From August through the end of September Chung traveled back and forth from New York to Iowa, Florida, Washington, Nevada, Colorado, North Carolina, South Carolina, Georgia, and California photographing athletes' hands, feet, ears, lips, jaws, heels, and more. He was in athletes' homes, training centers, and even a Nascar pit, which Chung adds, "was not made for humans."
ESPN photo editor Amy McNulty on why she chose Chung for this arduous project: "We decided to go with Jamie because we loved his portfolio for it is whimsy, creativity and intelligence. He was exactly what we were looking for... And since he is a so young, we had a feeling he could handle the breakneck travel schedule."
Click here to view the ESPN online gallery.
More images and full interview with Jamie Chung after the link:
I hear you've been traveling a lot.
You've heard right. It was really great to get out of the studio. I had no idea how much fun traveling was. There were times where we were traveling and traveling and I was really super exhausted but we would still make a point to go out and explore. My assistants are really curious as well. We'd always try to do something fun and meet the locals, just make the most out of the trip because we're in NY in the studio a lot.
What were some of your favorite places?
America is crazy; it's so different everywhere you go. Colorado was incredible, it had pristine beauty.
In Georgia we stopped at this hotel that was being occupied by a roller disco party. They have roller disco parties all throughout America, and this was the biggest one of the year. They go out at 8pm to roller disco and don't come back until the morning. That is pure love.
How did the athletes respond to being models when you're photographing some of their body parts that have undergone a lot of stress?

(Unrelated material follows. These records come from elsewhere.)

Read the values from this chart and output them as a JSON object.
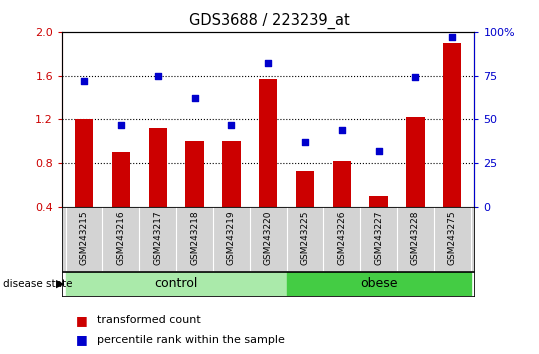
{
  "title": "GDS3688 / 223239_at",
  "samples": [
    "GSM243215",
    "GSM243216",
    "GSM243217",
    "GSM243218",
    "GSM243219",
    "GSM243220",
    "GSM243225",
    "GSM243226",
    "GSM243227",
    "GSM243228",
    "GSM243275"
  ],
  "transformed_count": [
    1.2,
    0.9,
    1.12,
    1.0,
    1.0,
    1.57,
    0.73,
    0.82,
    0.5,
    1.22,
    1.9
  ],
  "percentile_rank": [
    72,
    47,
    75,
    62,
    47,
    82,
    37,
    44,
    32,
    74,
    97
  ],
  "control_count": 6,
  "ylim_left": [
    0.4,
    2.0
  ],
  "ylim_right": [
    0,
    100
  ],
  "yticks_left": [
    0.4,
    0.8,
    1.2,
    1.6,
    2.0
  ],
  "yticks_right": [
    0,
    25,
    50,
    75,
    100
  ],
  "bar_color": "#CC0000",
  "dot_color": "#0000CC",
  "axis_color_left": "#CC0000",
  "axis_color_right": "#0000CC",
  "legend_bar_label": "transformed count",
  "legend_dot_label": "percentile rank within the sample",
  "bg_color_samples": "#D3D3D3",
  "control_color": "#AAEAAA",
  "obese_color": "#44CC44",
  "grid_dotted": [
    0.8,
    1.2,
    1.6
  ]
}
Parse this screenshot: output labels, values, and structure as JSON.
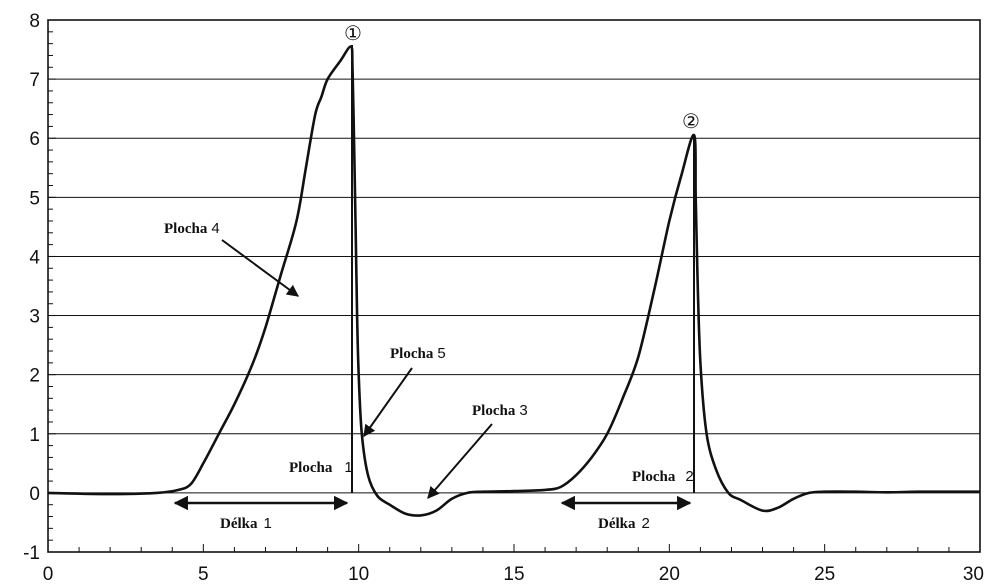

Most of them were really into it. They have to do a lot of press, all these athletes. I made a point of trying to talk to each one of them about the project and having samples to show them of final retouched stuff so that they would see that it's an artistic project.
Amy McNulty comments, "He went beyond our expectations by completely immersing himself into the project. He really got to know his subjects. He interviewed them extensively about their bodies before the shoots to make sure he got the best angles and shots."
Did you find yourself forming a bond with the athletes?
A lot of these people only have 15 minutes and we're trying to get them on board with the right lighting. Others like Cheryl Hayworth, an Olympic lifter, we ended up going to eat fried seafood with her and she invited us to go crabbing. The shot putter (Adam Nelson) was the coolest, most amazing guy. He made us laugh so hard and his wife and kid were so sweet. They were a real pleasure.
With so much traveling and a hectic schedule, you must have found yourself running into some minor challenges.
We shot the surfer (Laird Hamilton) in a house in Malibu. All of our grip gear didn't arrive for that, so we had to clamp lights on palm trees in this little cabana bar that they had. We used a pull-up bar to hang the backdrop. It was hard because I'm so used to having all the gear I need. It was kind of almost freeing to do things all make-shift; it forces you to be more creative.
Jamie's creativity is clearly evident in the final photographs of the athletes. The cracked heels, broken fingers, hard-earned calluses, and battle-worn scars are indicative of the intense training that the athletes put their bodies through in the quest for performance and strength. McNulty's final thoughts on the project are that "...in the end, it hit a raw, honest yet beautiful look at the body which was just what we were hoping to capture."